Gerade Sizilien, die Heimatinsel von Domenico Dolce, wird unentwegt zitiert. Prunkvoll, stolz, maximalistisch. Etwas kitschig, etwas überladen vielleicht. Doch dann ein Raum voll schwarzer Spitze und Tüll, die Puppen halten goldene Gebetsketten in den Händen. Die Kleider kennt man aus den berühmten Kampagnen der Marke, in denen Monica Bellucci die Einwohner süditalienischer Kleinstädte betört. Zum Print gewordene Malerei, Capes und Mäntel über und über mit Edelsteinen besetzt, ein ganzer Saal der Mailänder Oper gewidmet. Dolce & Gabbanas Mode lebt von der Liebe zu ihrem Heimatland, vom Überfluss und dem Plakativen.
"Dal Cuore alle mani“ (vom Herzen in die Hände) ist der Titel der Ausstellung, die verschiedene Formen der italienischen Kultur, von der Musik über Handwerkskunst bis zum Dolce Vita, feiert - und auch die Marke selbst und ihren Legendenstatus in der italienischen Mode zelebriert. Im Kultfilm "Der Teufel trägt Prada" wurde sie mit Andrea Sachs' Zeile "Wie schreibt man bitte 'Gabbana'?" verewigt, und gerade eben erst trugen Supermodels wie Bella Hadid oder Naomi Campbell D&G beim Cannes-Filmfestival.

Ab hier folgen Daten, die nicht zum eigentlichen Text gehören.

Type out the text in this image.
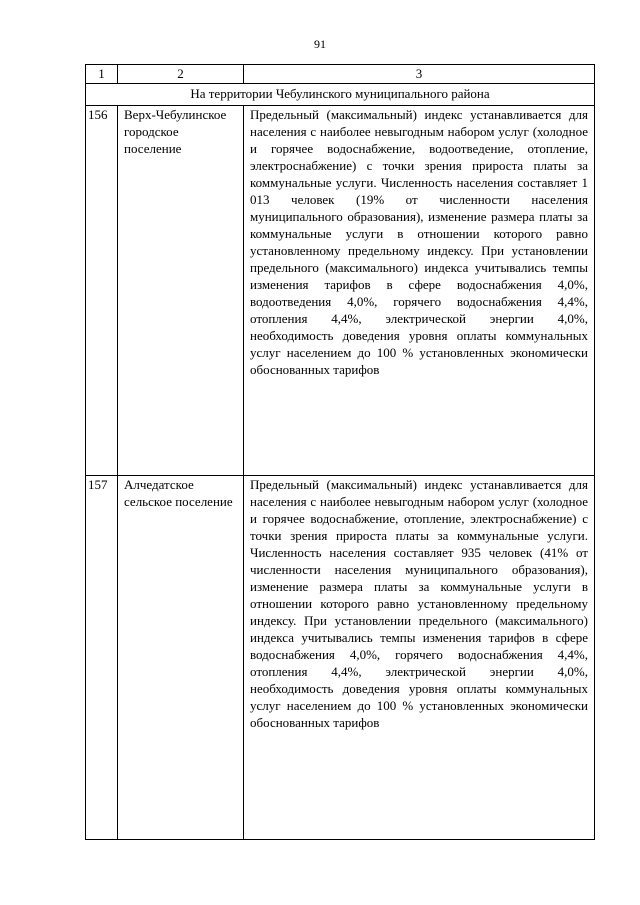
91
1	2	3
На территории Чебулинского муниципального района		
156	Верх-Чебулинское городское поселение	Предельный (максимальный) индекс устанавливается для населения с наиболее невыгодным набором услуг (холодное и горячее водоснабжение, водоотведение, отопление, электроснабжение) с точки зрения прироста платы за коммунальные услуги. Численность населения составляет 1 013 человек (19% от численности населения муниципального образования), изменение размера платы за коммунальные услуги в отношении которого равно установленному предельному индексу. При установлении предельного (максимального) индекса учитывались темпы изменения тарифов в сфере водоснабжения 4,0%, водоотведения 4,0%, горячего водоснабжения 4,4%, отопления 4,4%, электрической энергии 4,0%, необходимость доведения уровня оплаты коммунальных услуг населением до 100 % установленных экономически обоснованных тарифов
157	Алчедатское сельское поселение	Предельный (максимальный) индекс устанавливается для населения с наиболее невыгодным набором услуг (холодное и горячее водоснабжение, отопление, электроснабжение) с точки зрения прироста платы за коммунальные услуги. Численность населения составляет 935 человек (41% от численности населения муниципального образования), изменение размера платы за коммунальные услуги в отношении которого равно установленному предельному индексу. При установлении предельного (максимального) индекса учитывались темпы изменения тарифов в сфере водоснабжения 4,0%, горячего водоснабжения 4,4%, отопления 4,4%, электрической энергии 4,0%, необходимость доведения уровня оплаты коммунальных услуг населением до 100 % установленных экономически обоснованных тарифов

Fast schon weg vom Fenster
Dabei waren Domenico Dolce und Stefano Gabbana auch schon einige Male knapp weg vom Fenster, mussten eine Modenschau in China kurzfristig absagen und sich öffentlich entschuldigen. Immer wieder machen sie mehr mit Skandalen als mit ihrer Mode auf sich aufmerksam. Und sucht man nach der Historie der Marke im Internet, findet man schneller zu Geschichten der Homophobie und des Rassismus als zu relevanten Meilensteinen.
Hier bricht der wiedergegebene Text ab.